La qualité plus que la quantité
De la recherche, un centre d’essais, la simplification des tâches administratives sont autant d’autres mesures importantes qui se comptent par dizaines sur le bureau des deux responsables, même si ceux-ci martèlent en priorité les trois mots clés : sols, eau, bovins. «La qualité du sol est essentielle pour l’avenir, mais elle va de pair avec la bonne santé des vaches. Il y a des indices qui prouvent que les champs « nourris» par la fumure – l’herbe broutée et rejetée – font monter les blés de manière optimale. Les observations du terrain témoignent qu’un sol régulièrement travaillé avec des bovins contribue à un bon taux d’humus et à une fertilité qui peut se refléter dans les nutriments, comme le taux protéique par exemple. La capture d’eau et de CO2 est également améliorée, ce qui montre bien l’importance de s’occuper de nos sols en adoptant les bons réflexes et en réexpliquant le rôle des bovins aux consommateurs», résume Pascal Hottinger.

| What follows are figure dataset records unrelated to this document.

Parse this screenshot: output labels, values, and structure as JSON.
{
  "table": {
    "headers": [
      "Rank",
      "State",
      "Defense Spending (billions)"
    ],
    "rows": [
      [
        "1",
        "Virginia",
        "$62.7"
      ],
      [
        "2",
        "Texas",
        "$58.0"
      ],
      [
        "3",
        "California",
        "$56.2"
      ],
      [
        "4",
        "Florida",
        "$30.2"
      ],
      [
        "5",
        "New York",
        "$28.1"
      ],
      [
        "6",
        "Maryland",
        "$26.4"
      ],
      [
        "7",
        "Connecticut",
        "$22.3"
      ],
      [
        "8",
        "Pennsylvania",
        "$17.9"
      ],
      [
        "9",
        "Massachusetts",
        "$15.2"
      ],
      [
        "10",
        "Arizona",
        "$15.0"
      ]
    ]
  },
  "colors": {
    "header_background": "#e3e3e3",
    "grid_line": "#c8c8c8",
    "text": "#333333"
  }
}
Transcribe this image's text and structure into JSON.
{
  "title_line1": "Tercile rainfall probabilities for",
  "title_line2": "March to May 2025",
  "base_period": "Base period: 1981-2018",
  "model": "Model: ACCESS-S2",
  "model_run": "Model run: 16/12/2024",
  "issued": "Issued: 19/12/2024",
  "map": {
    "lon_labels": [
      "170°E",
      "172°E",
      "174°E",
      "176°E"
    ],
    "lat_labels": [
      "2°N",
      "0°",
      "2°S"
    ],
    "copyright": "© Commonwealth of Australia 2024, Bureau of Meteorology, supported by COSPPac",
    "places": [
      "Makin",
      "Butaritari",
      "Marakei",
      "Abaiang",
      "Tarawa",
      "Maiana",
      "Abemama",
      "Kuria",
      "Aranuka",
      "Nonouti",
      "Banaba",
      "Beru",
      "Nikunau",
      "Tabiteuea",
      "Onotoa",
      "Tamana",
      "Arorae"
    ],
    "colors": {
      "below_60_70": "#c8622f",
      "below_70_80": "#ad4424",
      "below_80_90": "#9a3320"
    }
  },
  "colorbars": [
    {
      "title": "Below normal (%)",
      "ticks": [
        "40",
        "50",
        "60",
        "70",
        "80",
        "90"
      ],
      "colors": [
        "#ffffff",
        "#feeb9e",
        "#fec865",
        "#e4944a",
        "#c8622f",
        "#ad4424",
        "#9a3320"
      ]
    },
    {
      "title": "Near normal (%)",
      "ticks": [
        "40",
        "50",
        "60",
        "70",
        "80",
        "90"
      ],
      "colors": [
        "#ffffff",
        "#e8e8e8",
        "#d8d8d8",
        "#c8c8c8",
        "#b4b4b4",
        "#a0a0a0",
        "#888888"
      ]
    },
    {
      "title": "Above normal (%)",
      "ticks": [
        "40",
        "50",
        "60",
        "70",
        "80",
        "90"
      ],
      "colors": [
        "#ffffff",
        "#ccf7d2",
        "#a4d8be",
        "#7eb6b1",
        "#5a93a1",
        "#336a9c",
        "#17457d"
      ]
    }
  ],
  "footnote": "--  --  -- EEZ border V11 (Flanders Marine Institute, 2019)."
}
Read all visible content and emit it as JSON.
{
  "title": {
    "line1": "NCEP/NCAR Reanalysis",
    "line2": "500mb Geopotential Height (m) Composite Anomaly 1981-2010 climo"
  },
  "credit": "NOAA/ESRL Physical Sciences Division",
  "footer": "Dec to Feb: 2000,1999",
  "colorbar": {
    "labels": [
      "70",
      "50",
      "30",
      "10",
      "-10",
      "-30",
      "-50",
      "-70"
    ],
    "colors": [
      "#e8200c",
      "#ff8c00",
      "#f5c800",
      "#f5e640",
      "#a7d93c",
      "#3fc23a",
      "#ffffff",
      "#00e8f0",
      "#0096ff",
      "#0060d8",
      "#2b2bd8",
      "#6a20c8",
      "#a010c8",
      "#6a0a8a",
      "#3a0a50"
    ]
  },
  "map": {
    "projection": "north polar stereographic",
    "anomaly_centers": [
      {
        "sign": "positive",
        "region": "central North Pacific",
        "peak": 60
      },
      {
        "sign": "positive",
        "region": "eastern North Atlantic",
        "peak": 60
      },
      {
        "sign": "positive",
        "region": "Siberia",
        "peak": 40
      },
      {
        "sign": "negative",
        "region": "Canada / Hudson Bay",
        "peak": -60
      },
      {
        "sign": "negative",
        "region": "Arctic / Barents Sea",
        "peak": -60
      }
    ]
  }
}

Ce défi passionnant – conserver un cheptel suffisant et décentralisé de bovins sur un territoire – poursuit un enjeu de taille. «C’est aussi pour cela que nous soutenons les ruraux à vaches et les fromageries coopératives. Car l’alternative aux fumiers et lisiers, ce sont principalement les engrais azotés produits à partir d’énergie fossile et entièrement importés. On souligne qu’en agriculture biologique, ces engrais azotés minéraux ne sont pas autorisés. On revient donc aux bovins».
Le combat pour l’eau
L’eau a beaucoup fait parler d’elle avant l’été. Mais il n’en tombe plus assez régulièrement. «D’ici à 2035, nous avons le projet d’irriguer 10’000 hectares de plus dans le canton, soit 10% du territoire cultivé», annonce Frédéric Brand. Oui, mais comment? «Nous travaillons avec les stations de pompage de chaque région pour mener à bien des réalisations collectives qui peuvent permettre d’atteindre ces objectifs. L’eau dans les fermes étant un autre volet de la politique de soutien. Les grands toits des domaines doivent permettre de tendre à l’autonomie, mais les investissements sont importants pour les agriculteurs et presque impossibles à reporter sur les prix du marché.»
En filigrane, tous ces efforts ne sont pas consentis uniquement pour la beauté du paysage, comme on l’entend parfois, mais pour une raison très claire : la souveraineté alimentaire. «La question est de savoir jusqu’où on veut importer nos denrées. Le taux d’autoapprovisionnement net du pays se situe à 46%. On parle en effet de 50 à 60% pour garder un peu de marge de manœuvre sur ce que les consommateurs veulent voir dans leur assiette; et surtout, avoir le choix de leur alimentation. Cela passe notamment par le fait de disposer de suffisamment de fourrage en toute saison», confirme Pascal Hottinger.
Enjeu public
L’aménagement du territoire prend ici tout son sens, car le but concret est que 80% de la population puisse disposer d’un point d’alimentation de base à moins de trois kilomètres du domicile. Ce qui implique d’avoir des légumes, des œufs, du pain et du fromage sur les étals. C’est un enjeu public», relèvent en chœur les deux interlocuteurs, qui appellent à un «dialogue serein entre l’agriculture et les consommateurs», tous deux étant bien plus liés qu’ils ne l’imaginent, pour bénéficier sur le long terme d’une nourriture saine et sécurisée, ce qui nécessite stratégie et vigilance de la part des autorités.